Strategy 1: T random tokens per node and partition by token value: In this model, when a physical node joins the ring, a random set of tokens are created at “random but uniform” locations around the ring and then these tokens are assigned to the new node. The token ranges are not perfectly uniform, and get worse when plopped down between existing tokens at various distances. All other existing nodes which have a new token plopped down between a token range they control then need to redefine their own token ranges. This also necessitates that they update their Merkle trees, and they also need to start up a background thread to scan their local storage and transfer the keys that they own over to the new node. This kinda sucks and takes a long time under high load.
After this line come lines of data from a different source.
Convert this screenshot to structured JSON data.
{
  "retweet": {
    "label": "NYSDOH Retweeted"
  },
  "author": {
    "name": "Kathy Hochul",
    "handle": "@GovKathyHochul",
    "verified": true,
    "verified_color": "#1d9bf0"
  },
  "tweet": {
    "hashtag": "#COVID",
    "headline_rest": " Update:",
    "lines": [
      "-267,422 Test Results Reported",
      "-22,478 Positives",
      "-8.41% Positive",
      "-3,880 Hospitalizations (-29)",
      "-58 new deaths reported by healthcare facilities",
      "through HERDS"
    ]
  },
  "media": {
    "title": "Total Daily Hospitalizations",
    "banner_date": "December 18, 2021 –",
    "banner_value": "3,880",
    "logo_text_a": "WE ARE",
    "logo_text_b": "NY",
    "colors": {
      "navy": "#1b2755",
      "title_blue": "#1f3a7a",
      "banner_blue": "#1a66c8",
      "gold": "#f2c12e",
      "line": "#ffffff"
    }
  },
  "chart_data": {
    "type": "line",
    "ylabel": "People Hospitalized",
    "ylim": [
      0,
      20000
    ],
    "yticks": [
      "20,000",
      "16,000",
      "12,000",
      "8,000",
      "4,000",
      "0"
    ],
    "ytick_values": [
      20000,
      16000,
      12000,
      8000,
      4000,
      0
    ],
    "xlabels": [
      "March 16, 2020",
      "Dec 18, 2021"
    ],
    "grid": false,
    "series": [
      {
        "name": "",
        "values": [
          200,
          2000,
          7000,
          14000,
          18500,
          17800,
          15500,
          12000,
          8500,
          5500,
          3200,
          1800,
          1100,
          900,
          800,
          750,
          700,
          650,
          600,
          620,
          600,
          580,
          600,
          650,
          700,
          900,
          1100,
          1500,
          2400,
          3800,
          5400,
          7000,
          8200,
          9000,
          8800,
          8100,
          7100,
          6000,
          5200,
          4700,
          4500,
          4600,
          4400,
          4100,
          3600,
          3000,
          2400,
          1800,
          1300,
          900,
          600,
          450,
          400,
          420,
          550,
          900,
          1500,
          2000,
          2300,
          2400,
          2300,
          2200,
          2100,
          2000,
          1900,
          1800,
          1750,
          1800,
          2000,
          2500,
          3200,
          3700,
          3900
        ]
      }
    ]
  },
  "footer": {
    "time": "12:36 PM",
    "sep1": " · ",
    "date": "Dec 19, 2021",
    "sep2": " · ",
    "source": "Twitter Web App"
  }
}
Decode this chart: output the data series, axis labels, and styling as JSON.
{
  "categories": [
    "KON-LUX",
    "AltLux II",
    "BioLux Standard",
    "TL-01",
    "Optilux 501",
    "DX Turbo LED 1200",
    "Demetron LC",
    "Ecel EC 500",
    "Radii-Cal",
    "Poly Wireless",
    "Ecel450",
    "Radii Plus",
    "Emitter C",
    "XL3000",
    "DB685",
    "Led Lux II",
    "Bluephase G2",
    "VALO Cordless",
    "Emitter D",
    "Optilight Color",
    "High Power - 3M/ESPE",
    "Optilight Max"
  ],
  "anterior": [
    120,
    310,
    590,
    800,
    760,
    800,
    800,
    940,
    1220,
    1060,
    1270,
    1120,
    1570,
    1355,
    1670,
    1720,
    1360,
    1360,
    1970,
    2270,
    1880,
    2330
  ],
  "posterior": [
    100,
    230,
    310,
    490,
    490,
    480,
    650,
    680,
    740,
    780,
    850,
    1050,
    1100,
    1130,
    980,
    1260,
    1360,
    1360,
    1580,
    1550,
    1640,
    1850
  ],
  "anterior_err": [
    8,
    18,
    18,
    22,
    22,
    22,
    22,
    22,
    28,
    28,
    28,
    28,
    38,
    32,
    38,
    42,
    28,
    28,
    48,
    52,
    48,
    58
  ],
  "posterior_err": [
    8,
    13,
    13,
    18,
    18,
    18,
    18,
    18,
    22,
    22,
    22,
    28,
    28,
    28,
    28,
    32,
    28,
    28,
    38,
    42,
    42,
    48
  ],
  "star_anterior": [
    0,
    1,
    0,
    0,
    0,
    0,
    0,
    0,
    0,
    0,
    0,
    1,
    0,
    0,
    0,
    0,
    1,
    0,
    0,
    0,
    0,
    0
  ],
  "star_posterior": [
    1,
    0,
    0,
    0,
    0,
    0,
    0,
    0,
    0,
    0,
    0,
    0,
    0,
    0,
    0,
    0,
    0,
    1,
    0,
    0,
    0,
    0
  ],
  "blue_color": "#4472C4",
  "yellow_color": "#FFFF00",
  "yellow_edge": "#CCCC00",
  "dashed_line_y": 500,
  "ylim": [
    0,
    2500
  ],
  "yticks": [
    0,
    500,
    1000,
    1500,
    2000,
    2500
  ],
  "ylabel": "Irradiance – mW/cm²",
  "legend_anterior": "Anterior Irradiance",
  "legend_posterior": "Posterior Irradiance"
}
Strategy 2: T random tokens per node and equal sized partitions: in this model, the hash space is divided up evenly while the token placement remains “random but uniform.” Not sure about this one, seems dumb

Strategy 3: Equal distribution of tokens and partitions: Hash space is divided evenly, and a token is placed at each segment. This doesn’t change. A node is added, and it steals tokens from other nodes in order to take on some load. Same happens if a node leaves. This strategy still has the problem of needing to transfer replicas in a background thread, but avoids merkle tree rebuilds and uneven hash sizes.